This is one of the most recommended books for beginning one’s work on antiracism, so I worked through it in June. The book’s content was originally written as a 28-day Instagram challenge, and is thus brief with each chapter being only a few pages. The chapters are all structured similarly, first describing an aspect of white supremacy, then listing ways in which that aspect shows up, explaining why white readers need to look at that aspect, and ending with journaling prompts for the reader to reflect on how that aspect shows up in their own lives.
What is valuable (and challenging!) about this book is how it identifies the different aspects of cultural white supremacy and shows how they interact with each other to form a nearly impenetrable barrier for Black, Indigenous, and People of Color (BIPOC). In the first week, Saad covers White Privilege, White Fragility, Tone Policing, White Silence, White Superiority, and White Exceptionalism. Because white people tend to be fragile and uncomfortable about confronting their own privilege, and because white people put their own emotional needs above others, no conversation about race can occur (as well described in this article by Robin DiAngelo on “11 ways white America avoids taking responsibility for its racism”). If we can’t even talk about it, we certainly can’t do anything about it. As she puts it in a later chapter on Color Blindness,
“So often, white people see themselves as “raceless” or “normal”, with everyone else being a race or being other, that they fail to investigate how the idea of color blindness protects them from having to reflect on what it means to be white in a white supremacist society. When you refuse to look at color, you refuse to look at yourself as a person with white privilege.”

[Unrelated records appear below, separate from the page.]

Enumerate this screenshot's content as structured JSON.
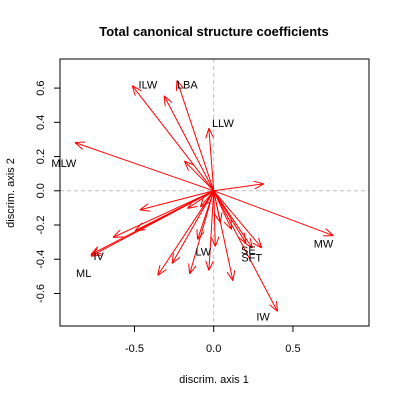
{
  "chart_data": {
    "type": "biplot",
    "title": "Total canonical structure coefficients",
    "xlabel": "discrim. axis 1",
    "ylabel": "discrim. axis 2",
    "xlim": [
      -0.97,
      0.98
    ],
    "ylim": [
      -0.79,
      0.77
    ],
    "xticks": [
      -0.5,
      0.0,
      0.5
    ],
    "xtick_labels": [
      "-0.5",
      "0.0",
      "0.5"
    ],
    "yticks": [
      -0.6,
      -0.4,
      -0.2,
      0.0,
      0.2,
      0.4,
      0.6
    ],
    "ytick_labels": [
      "-0.6",
      "-0.4",
      "-0.2",
      "0.0",
      "0.2",
      "0.4",
      "0.6"
    ],
    "reference_lines": {
      "x": 0,
      "y": 0,
      "color": "#bebebe",
      "style": "dashed"
    },
    "arrow_color": "#ff0000",
    "labeled_vectors": [
      {
        "label": "ILW",
        "x": -0.51,
        "y": 0.61
      },
      {
        "label": "LBA",
        "x": -0.23,
        "y": 0.64
      },
      {
        "label": "LLW",
        "x": -0.03,
        "y": 0.36
      },
      {
        "label": "MLW",
        "x": -0.87,
        "y": 0.28
      },
      {
        "label": "MW",
        "x": 0.75,
        "y": -0.26
      },
      {
        "label": "SE",
        "x": 0.2,
        "y": -0.3
      },
      {
        "label": "SFT",
        "x": 0.24,
        "y": -0.33
      },
      {
        "label": "LW",
        "x": 0.01,
        "y": -0.32
      },
      {
        "label": "IV",
        "x": -0.77,
        "y": -0.37
      },
      {
        "label": "ML",
        "x": -0.77,
        "y": -0.38
      },
      {
        "label": "IW",
        "x": 0.4,
        "y": -0.7
      }
    ],
    "unlabeled_vectors": [
      {
        "x": -0.31,
        "y": 0.55
      },
      {
        "x": -0.18,
        "y": 0.17
      },
      {
        "x": 0.31,
        "y": 0.04
      },
      {
        "x": -0.46,
        "y": -0.11
      },
      {
        "x": -0.16,
        "y": -0.1
      },
      {
        "x": -0.08,
        "y": -0.09
      },
      {
        "x": -0.49,
        "y": -0.23
      },
      {
        "x": -0.63,
        "y": -0.27
      },
      {
        "x": -0.35,
        "y": -0.49
      },
      {
        "x": -0.26,
        "y": -0.42
      },
      {
        "x": -0.15,
        "y": -0.48
      },
      {
        "x": -0.1,
        "y": -0.28
      },
      {
        "x": -0.03,
        "y": -0.46
      },
      {
        "x": 0.12,
        "y": -0.52
      },
      {
        "x": 0.11,
        "y": -0.22
      },
      {
        "x": 0.3,
        "y": -0.33
      },
      {
        "x": 0.04,
        "y": -0.18
      }
    ]
  }
}
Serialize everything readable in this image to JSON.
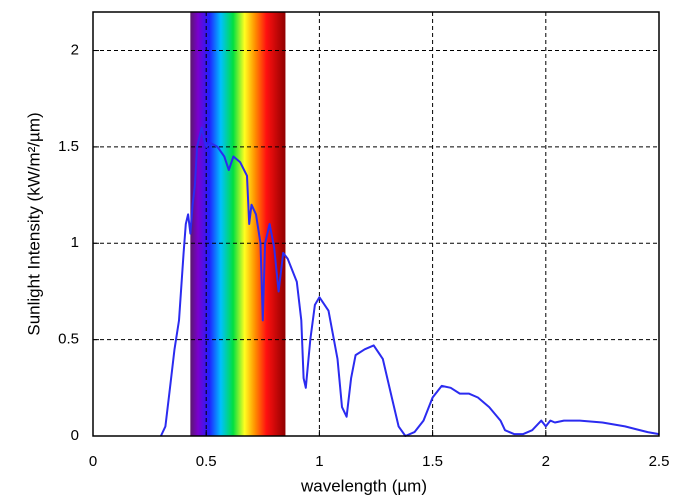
{
  "chart_data": {
    "type": "line",
    "ylabel": "Sunlight Intensity (kW/m²/µm)",
    "xlabel": "wavelength (µm)",
    "xlim": [
      0,
      2.5
    ],
    "ylim": [
      0,
      2.2
    ],
    "xticks": [
      0,
      0.5,
      1,
      1.5,
      2,
      2.5
    ],
    "yticks": [
      0,
      0.5,
      1,
      1.5,
      2
    ],
    "grid": true,
    "shaded_range": [
      0.43,
      0.85
    ],
    "series": [
      {
        "color": "#2b2bf0",
        "x": [
          0.3,
          0.32,
          0.34,
          0.36,
          0.38,
          0.4,
          0.41,
          0.42,
          0.43,
          0.44,
          0.45,
          0.46,
          0.48,
          0.5,
          0.52,
          0.55,
          0.58,
          0.6,
          0.62,
          0.65,
          0.68,
          0.69,
          0.7,
          0.72,
          0.74,
          0.75,
          0.76,
          0.78,
          0.8,
          0.82,
          0.84,
          0.86,
          0.9,
          0.92,
          0.93,
          0.94,
          0.96,
          0.98,
          1.0,
          1.04,
          1.08,
          1.1,
          1.12,
          1.14,
          1.16,
          1.2,
          1.24,
          1.28,
          1.32,
          1.35,
          1.38,
          1.42,
          1.46,
          1.5,
          1.54,
          1.58,
          1.62,
          1.66,
          1.7,
          1.75,
          1.8,
          1.82,
          1.86,
          1.9,
          1.94,
          1.98,
          2.0,
          2.02,
          2.04,
          2.08,
          2.15,
          2.25,
          2.35,
          2.45,
          2.5
        ],
        "values": [
          0,
          0.05,
          0.25,
          0.45,
          0.6,
          0.95,
          1.1,
          1.15,
          1.05,
          1.2,
          1.3,
          1.5,
          1.6,
          1.5,
          1.52,
          1.5,
          1.45,
          1.38,
          1.45,
          1.42,
          1.35,
          1.1,
          1.2,
          1.15,
          1.0,
          0.6,
          1.0,
          1.1,
          0.98,
          0.75,
          0.95,
          0.92,
          0.8,
          0.6,
          0.3,
          0.25,
          0.5,
          0.68,
          0.72,
          0.65,
          0.4,
          0.15,
          0.1,
          0.3,
          0.42,
          0.45,
          0.47,
          0.4,
          0.2,
          0.05,
          0.0,
          0.02,
          0.08,
          0.2,
          0.26,
          0.25,
          0.22,
          0.22,
          0.2,
          0.15,
          0.08,
          0.03,
          0.01,
          0.01,
          0.03,
          0.08,
          0.05,
          0.08,
          0.07,
          0.08,
          0.08,
          0.07,
          0.05,
          0.02,
          0.01
        ]
      }
    ]
  }
}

The third week’s content around Allyship was especially challenging for me, with its chapters on White Apathy, White Centering, Tokenism, White Saviorism, Optical Allyship, and Being Called Out/In. I uncomfortably resonated with Saad’s statement that “White apathy is the choice to stay in the warm and safe comfort of white supremacy and the privileges it affords” as I have been able to avoid antiracism work thus far due to my privilege and believing that not being actively racist was enough to make me a “good person”. As she adds later in the chapter, “There is no personal gain for people with white privilege to do this work and a lot to lose in terms of privilege and power.” And yet, if those of us with privilege and power do nothing, white supremacy will remain as the default.
I did appreciate Saad’s distinction that “allyship is not an identity but a practice”; in other words, I can’t be an ally, but can only seek to practice allyship consistently. She goes so far as to state that I can’t even judge whether I am practicing allyship, as only BIPOC can judge whether my practices are actually more in the realm of Tokenism or Optical Allyship or White Saviorism. She shares a definition of allyship as
- Taking on the struggle as your own
- Standing up, even when you feel scared
- Transferring the benefits of your privilege to those who lack it
In other words, if your allyship does not involve leaving your comfort zone and taking on risk, it’s probably not a true practice of allyship.
I felt a little lost after reading these chapters as I wanted to get out of White Apathy and practice allyship, but if I try to help Black people specifically, doesn’t that show up as Tokenism or Optical Allyship? And if I’m taking action as part of making myself feel better about practicing antiracism, isn’t that White Centering? So it helped when I got to the following quote at the end of the week:
“You will be called out/in as you do antiracism work. Making mistakes is how you learn and do better going forward. Being called out/in is not a deterrent to the work. It is part of the work. And there is no safety in this work. There has been no safety for BIPOC under white supremacy. … When (not if) you are called out/in, are you well-equipped enough to respond to it in a way that will help you learn and do better, or will you simply give in to white fragility and fall apart?”
I realized that my hesitations and doubts were me falling apart into White Fragility and Apathy and using perfectionism as a reason to avoid doing the work. Instead, the way forward is to start trying things, accept that I will get things wrong, and be willing to learn and grow from the experience. Or as I wrote on LinkedIn, do the work and do it in public.
Inspired by reading this book, I’ve started trying things that are a step out of my comfort zone, but I expect that each step will make it easier to take the next one. If you have thoughts or feedback for me, I aspire to this statement from that earlier Robin DiAngelo article: “I will take [feedback] any way I can get it. From my position of social, cultural, and institutional white power and privilege, I am perfectly safe and I can handle it. If I cannot handle it, it’s on me to build my racial stamina.”
I recommend Saad’s book if you want to understand the many different ways in which our culture reinforces white supremacy. Only by understanding and starting to confront these behaviors in ourselves can we start dismantling the cultural supremacy of whiteness.